Ve pasar El Cachorro por la playa un puesto ambulante de bebidas y patatas. «¡Tengo hambre!», exclama. «¿Ah, sí?», le digo, «pues toma este plátano». Y, oye, se le ha quitado él hambre radical. «Es que no tengo hambre de fruta», dice. «Cuando se tiene hambre, se tiene hambre. Toma el plátano». «Merivocao, no tengo hambre», concluye.

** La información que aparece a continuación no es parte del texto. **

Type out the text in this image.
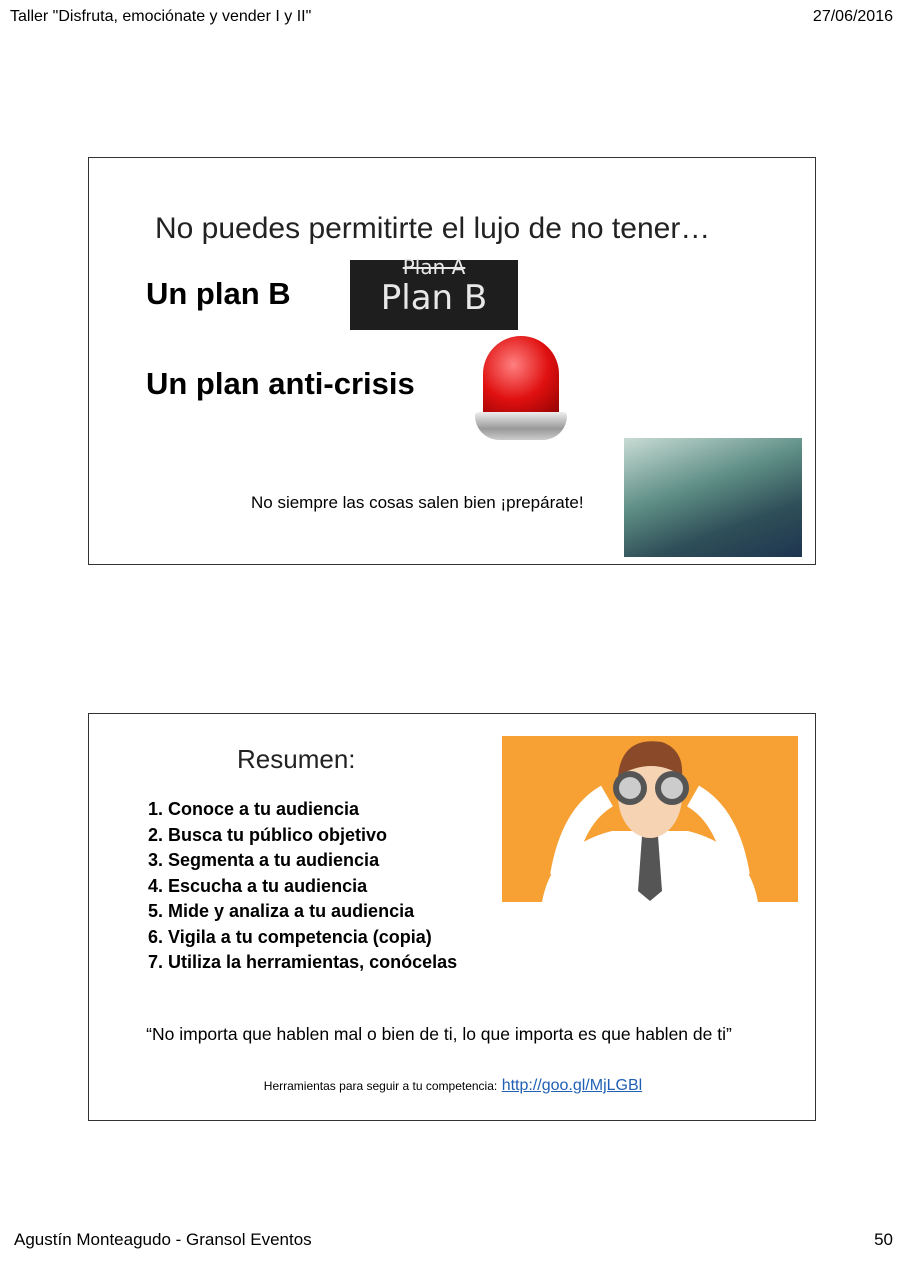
Taller "Disfruta, emociónate y vender I y II"	27/06/2016
No puedes permitirte el lujo de no tener…
Un plan B
Plan A
Plan B
Un plan anti-crisis
No siempre las cosas salen bien ¡prepárate!
Resumen:
1. Conoce a tu audiencia
2. Busca tu público objetivo
3. Segmenta a tu audiencia
4. Escucha a tu audiencia
5. Mide y analiza a tu audiencia
6. Vigila a tu competencia (copia)
7. Utiliza la herramientas, conócelas
“No importa que hablen mal o bien de ti, lo que importa es que hablen de ti”
Herramientas para seguir a tu competencia: http://goo.gl/MjLGBl
Agustín Monteagudo - Gransol Eventos	50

El caso es que lo entiendo TAAAN bien. A mí me pasaba… qué coño, me pasa lo mismo. Raras veces, por no decir nunca, tengo hambre de fruta y verdura. Sí de dulces, ganchitos, gominolas… Y siempre he sido una incomprendida.
Ahora, descubro que soy tan bajonera como mi madre.

(Cara de mi hijo de resignación ante la madre que le ha tocado en suerte).
Visto que el Señor de las Bestias y yo estábamos repantingados al sol, El Cachorro ha decidido adoptar al padre de otros dos críos que molaba mucho más. Hacía una muralla, que mi hijo y uno de los suyos se encargaban de destrozar.

Pero el hombre, inasequible al desaliento, la volvía a restaurar. Molón, molón, ese padre. Igual pido que me adopte a mí también.
En fin, que yo que me creía una madre única y moderna, sospecho que soy más clásica que todas las cosas y clavadita a mi señora madre, de las de “déjame tranquila que yo he venido aquí a descansar” (ay, infeliz).
(Por cierto que me la estoy viendo, a mi madre leyendo esto: “Y dale, ¿¡eso es malo, acaso?!” “Nooooo, malo no. Al revés. Me parece que así soy una mamá de verdad”).
Me propongo salirme del guion.

Me animo a hacerles un supercastillo con foso y todo. Me lo tomo además muy a pecho (que yo cuando me pongo, me pongo).

Pero en seguida…

Los salvajes destrozándolo todo cuando iba por la mitad y mis sudores me estaba costando.

Además, como yo reaccionaba de forma exagerada, indignándome a saco (y en modo payasil) para su regocijo, pues más que volvían a seguir con su ansia aniquiladora. Al final el juego ha sido ese, claro.